Tidak ada cara yang lebih baik selain teknik kampanye-nya caleg, cagub, dan cabup, yaitu janji-janji yang bombastis (lho kok?). Ketika mengetahui advisor mengincar jurnal berimpact tinggi, tentu saja saya segera mencari yang tinggi, tetapi tidak tinggi-tinggi amat, misalnya dua. Lalu langsung diajukan? Tentu saja konyol kalau cara itu saya lakukan, maklum otak pas-pasan. Cari jurnal berimpact rendah lainnya, misalnya satu. Jika sudah punya tulisan yang siap submit, buat lagi yang kedua sebagai cadangan secepatnya (tidak perlu sempurna) dan setelah selesai langsung mengajukan keduanya ke advisor. Masukan tulisan utama ke jurnal ber-impact rendah dan cadangan ke impact tinggi. Dan segera, sebelum dia menolak, katakan bahwa dengan mengirim ke impact rendah maka kemungkinan akan cepat publish dan tulisan kedua segera bisa men-sitasi jurnal pertama yang sudah publish tersebut, dan perhatikan apakah wajahnya menunjukan setuju atau tidak (biasanya retina membesar jika setuju/senang). Pada umumnya, mendengar “di-sitasi”, setiap peneliti yang sering menulis jurnal akan bahagia. Syukurlah, cara itu berhasil. Saya menulis teknik ini dengan enak, tetapi pada praktiknya sulit sekali, bahasa inggris (speaking) harus benar dan sopan, ditambah lagi mencari waktu yang tepat. Saya sering “kabur”, tidak jadi bertemu ketika melihat wajah advisor yang lagi tidak mood (tentu saja dari jauh, sebelum bertemu), walaupun sudah menunggu lama. Tidak apa-apa, lebih baik besok bertemu lagi dari pada hari ini bertemu tapi gagal total. Lalu?
Cari section atau special issue tertentu yang cocok dengan tulisan. Mengapa? Biasanya pengelola jurnal meng-hire academic editor beberapa bulan untuk mereview. Oleh karena itu dapat dipastikan proses accepted akan cepat, tentu saja rejected nya juga cepat (hi hi). Tapi tidak apa-apa kan, dari pada sudah lama, ditolak pula. Yang unik dari pengalaman saya adalah adanya ego keilmuwan. Yaitu ego suatu disiplin ilmu terhadap disiplin ilmu lainnya. Saya termasuk kategori multidisiplin, yaitu informatika yang meriset bidang environment dan GIS. Mengapa unik? Di sini saya mengajukan dua tulisan yang sama tetapi dengan dua judul yang berbeda tetapi tidak jauh berbeda isinya di jurnal yang sama, yang pertama ditolak tetapi ketika mengubah judul dan sudut pandang dari sisi keilmuwan jurnal yang dituju (environment dan GIS) akhirnya diterima. Tentu saja dengan susah payah melawan pertanyaan reviewer.

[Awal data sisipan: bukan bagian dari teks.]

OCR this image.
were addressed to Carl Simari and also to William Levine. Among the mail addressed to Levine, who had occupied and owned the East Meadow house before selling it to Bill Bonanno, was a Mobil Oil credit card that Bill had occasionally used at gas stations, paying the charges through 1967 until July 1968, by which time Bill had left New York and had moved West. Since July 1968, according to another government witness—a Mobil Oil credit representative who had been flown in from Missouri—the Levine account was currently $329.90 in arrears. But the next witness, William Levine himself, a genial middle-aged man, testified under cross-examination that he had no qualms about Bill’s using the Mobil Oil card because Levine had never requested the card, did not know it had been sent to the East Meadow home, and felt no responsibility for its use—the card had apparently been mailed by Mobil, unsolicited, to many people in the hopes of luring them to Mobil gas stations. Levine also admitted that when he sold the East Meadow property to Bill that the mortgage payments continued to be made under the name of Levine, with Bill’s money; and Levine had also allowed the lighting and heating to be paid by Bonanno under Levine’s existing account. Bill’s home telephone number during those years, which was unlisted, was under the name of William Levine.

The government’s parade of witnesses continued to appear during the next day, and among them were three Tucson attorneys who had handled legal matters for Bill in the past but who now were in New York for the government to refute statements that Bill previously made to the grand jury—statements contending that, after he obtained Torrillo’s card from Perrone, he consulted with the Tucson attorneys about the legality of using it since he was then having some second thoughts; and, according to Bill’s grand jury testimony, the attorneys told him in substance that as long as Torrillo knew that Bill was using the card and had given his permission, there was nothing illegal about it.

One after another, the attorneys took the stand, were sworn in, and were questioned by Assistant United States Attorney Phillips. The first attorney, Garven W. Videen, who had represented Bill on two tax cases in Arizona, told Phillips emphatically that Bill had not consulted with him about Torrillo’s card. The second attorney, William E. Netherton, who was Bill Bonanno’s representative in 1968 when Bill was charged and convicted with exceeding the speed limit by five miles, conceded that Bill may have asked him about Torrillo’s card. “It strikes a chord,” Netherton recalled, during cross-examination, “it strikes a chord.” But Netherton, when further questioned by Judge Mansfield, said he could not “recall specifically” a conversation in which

Dengan judul bernada IT ditolak tetapi dengan nada Urban environment lolos di jurnal yang memang tentang urban. Tapi mungkin faktor lain, bisa saja, doa orang tua, amal ibadah, dan lain-lain. Akhir kata, janji kampanye saya waktu minta persetujuan publikasi waktu itu pun ditagih, advisor meminta publikasi kedua. Alhamdulillah, karena syarat lulus minimal satu publikasi, jadi publikasi kedua tidak wajib dan boleh setelah lulus. Tidak apa-apa kan, yang penting janji kampanye tetap dipenuhi lho.